We’ve all been there. The feeling hits around 2:30 PM during the workday and we find ourselves standing in front of the office vending machine searching for the snack of our liking. The next time you head for your snack your change won’t be the only thing you are counting. Due to President Obama’s healthcare overhaul law, you’ll be counting your calories as well. The overhaul law requires new labeling regulations for vending machines. According to an article by the Associated Press, “Health Law to put Calorie Info on Vending Machines,” the Food and Drug Administration states roughly five million vending machines nation wide will be required to display caloric information in order to help consumers make “healthier” choices. How much is this new regulation going to cost? The FDA estimates the regulation will initially cost the vending machine industry $25.8 million and $24 million per year after that. The basis of this new regulation is that if 0.2 percent of obese adults ate 100 fewer calories a week, the savings to the healthcare system would be at least that great, the FDA said.

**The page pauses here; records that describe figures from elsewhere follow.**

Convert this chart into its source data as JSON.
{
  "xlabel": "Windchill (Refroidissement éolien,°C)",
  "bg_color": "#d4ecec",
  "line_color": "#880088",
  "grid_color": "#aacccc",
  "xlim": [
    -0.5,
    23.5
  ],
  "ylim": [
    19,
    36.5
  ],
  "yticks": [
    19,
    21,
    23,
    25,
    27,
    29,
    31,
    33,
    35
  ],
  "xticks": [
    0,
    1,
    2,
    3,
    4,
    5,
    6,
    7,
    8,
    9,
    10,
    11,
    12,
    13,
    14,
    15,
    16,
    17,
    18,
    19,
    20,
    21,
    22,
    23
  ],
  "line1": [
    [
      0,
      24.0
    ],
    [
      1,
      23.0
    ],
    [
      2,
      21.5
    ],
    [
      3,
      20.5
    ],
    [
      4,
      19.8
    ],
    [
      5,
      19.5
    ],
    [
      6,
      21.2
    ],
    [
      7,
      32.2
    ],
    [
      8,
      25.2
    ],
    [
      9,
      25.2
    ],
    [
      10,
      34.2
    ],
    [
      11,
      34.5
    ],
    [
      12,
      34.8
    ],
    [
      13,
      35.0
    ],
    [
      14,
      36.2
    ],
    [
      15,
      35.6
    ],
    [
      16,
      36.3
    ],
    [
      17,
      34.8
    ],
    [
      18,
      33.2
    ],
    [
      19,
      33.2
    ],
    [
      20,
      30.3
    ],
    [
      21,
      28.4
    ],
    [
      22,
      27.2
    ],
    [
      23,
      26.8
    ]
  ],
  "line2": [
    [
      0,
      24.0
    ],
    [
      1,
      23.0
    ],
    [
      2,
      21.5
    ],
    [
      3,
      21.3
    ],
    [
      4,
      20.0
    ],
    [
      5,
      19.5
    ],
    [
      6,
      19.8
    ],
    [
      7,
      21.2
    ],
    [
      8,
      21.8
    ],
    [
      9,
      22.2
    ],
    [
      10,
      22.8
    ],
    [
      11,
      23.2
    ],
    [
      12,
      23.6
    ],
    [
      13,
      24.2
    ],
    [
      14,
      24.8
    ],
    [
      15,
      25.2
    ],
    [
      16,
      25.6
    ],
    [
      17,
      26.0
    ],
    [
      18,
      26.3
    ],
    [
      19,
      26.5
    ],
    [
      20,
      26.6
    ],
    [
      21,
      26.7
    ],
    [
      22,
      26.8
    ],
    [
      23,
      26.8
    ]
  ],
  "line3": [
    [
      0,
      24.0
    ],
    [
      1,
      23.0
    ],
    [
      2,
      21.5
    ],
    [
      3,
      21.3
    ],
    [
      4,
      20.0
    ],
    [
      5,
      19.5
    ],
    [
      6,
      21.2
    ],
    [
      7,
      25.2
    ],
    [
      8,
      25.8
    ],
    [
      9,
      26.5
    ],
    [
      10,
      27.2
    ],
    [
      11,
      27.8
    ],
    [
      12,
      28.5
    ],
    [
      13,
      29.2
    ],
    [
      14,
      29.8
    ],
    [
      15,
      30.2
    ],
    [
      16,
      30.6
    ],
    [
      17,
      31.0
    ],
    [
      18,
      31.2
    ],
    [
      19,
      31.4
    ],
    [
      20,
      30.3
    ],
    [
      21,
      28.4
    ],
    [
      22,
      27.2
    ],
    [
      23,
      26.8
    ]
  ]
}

The new rules apply to 10,800 companies that have operations of 20 or more machines. But according to the National Automatic Merchandising Association, almost three quarters of these companies only have three of fewer employees with dangerously low profit margins. All in all these companies’ first investments would be $2,400 plus $2,200 in annual costs. That is a large sum of money for a small business only pulling in a few thousand dollars a year.
“The money that would be spent to comply with this- there’s no return on investment,” said Eric Dell the director of governmental affairs for the National Automatic Merchandising Association.

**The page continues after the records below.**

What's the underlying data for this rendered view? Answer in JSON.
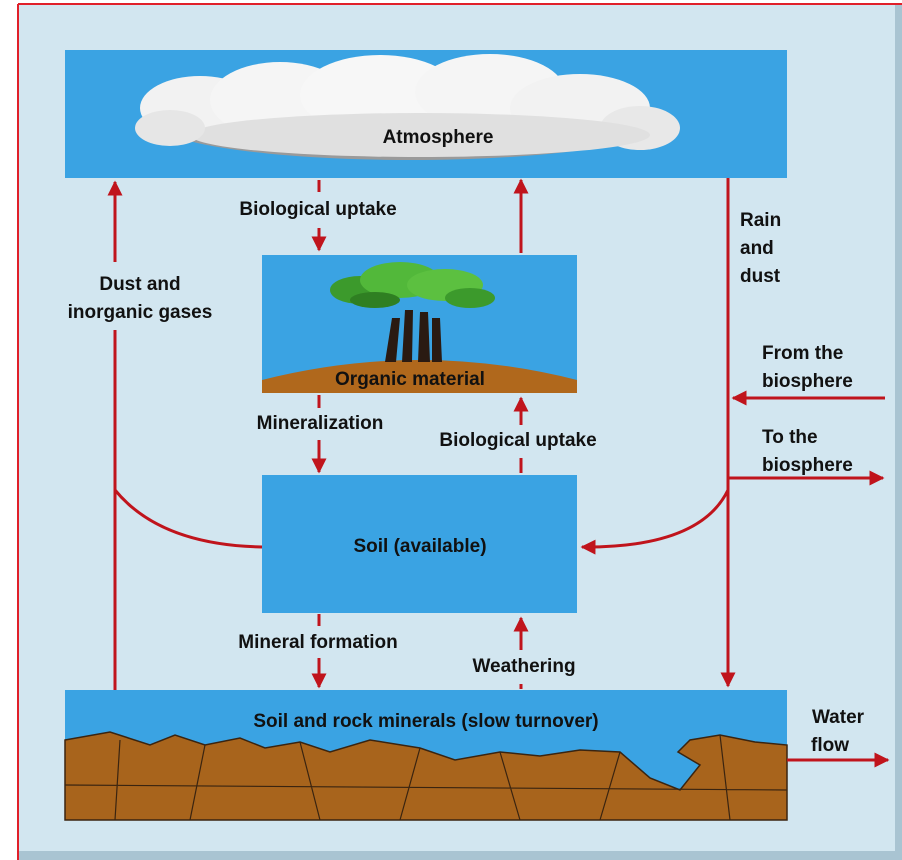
{
  "nodes": [
    {
      "label": "Atmosphere"
    },
    {
      "label": "Organic material"
    },
    {
      "label": "Soil  (available)"
    },
    {
      "label": "Soil and rock minerals (slow turnover)"
    }
  ],
  "edges": [
    {
      "label": [
        "Biological uptake"
      ]
    },
    {
      "label": [
        "Dust and",
        "inorganic gases"
      ]
    },
    {
      "label": [
        "Rain",
        "and",
        "dust"
      ]
    },
    {
      "label": [
        "From the",
        "biosphere"
      ]
    },
    {
      "label": [
        "To the",
        "biosphere"
      ]
    },
    {
      "label": [
        "Mineralization"
      ]
    },
    {
      "label": [
        "Biological uptake"
      ]
    },
    {
      "label": [
        "Mineral formation"
      ]
    },
    {
      "label": [
        "Weathering"
      ]
    },
    {
      "label": [
        "Water",
        "flow"
      ]
    }
  ]
}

Wondering what all of this is going to look like? Some of the companies who can afford it may use electronic displays to post the calories while the majority will be using signs to stick on machines. After reading about the new regulation, I wanted a visual and proceeded to go to our offices vending machine to take some inventory. Not only did I count the number of products in our vending machine but I also looked up the nutritional information for each snack item. Our vending machine, like most others, was relatively full containing 29 items but only seven of these items were less than 100 calories. I don’t know about everyone but if I’m hungry enough for a snack, seeing the calories isn’t going to stop my mid-day craving. Americans are going to continue to keep buying their snacks. The only difference now is dealing with an average of 29 eyesores and annoyances getting in the way.
It’s also important to point out that if the goal is to promote healthier eating habits it takes more than just reading how many calories are in certain foods. Consumers need to appreciate the understanding of the nutrition label in order to enable them to make better choices in their personal food selection process. According to Fit Day.com the most important information on any food label is the serving size and number of servings in the package. The calories are the second most important element of a nutrition label because caloric intake is measured by the energy a person gets from a serving of food. In fact, according to Fit Day.com, statistics show that portions and serving sizes have the greatest affect on weight loss and obesity. The combination of serving size, calories, fat, carbohydrates, proteins, vitamins and minerals is what makes a difference for healthy eating and fighting obesity.
The proposed rules would give companies a year to comply but owners of vending service companies remain very concerned about how they will be able to handle the new regulations. But in my opinion these rules won’t have the intended end result of a healthier and more well-balanced lifestyles for Americans. The vending machine labels will most likely end up being ineffective because just adding labels is skirting around the real issues and not tackling the more needed consumer education.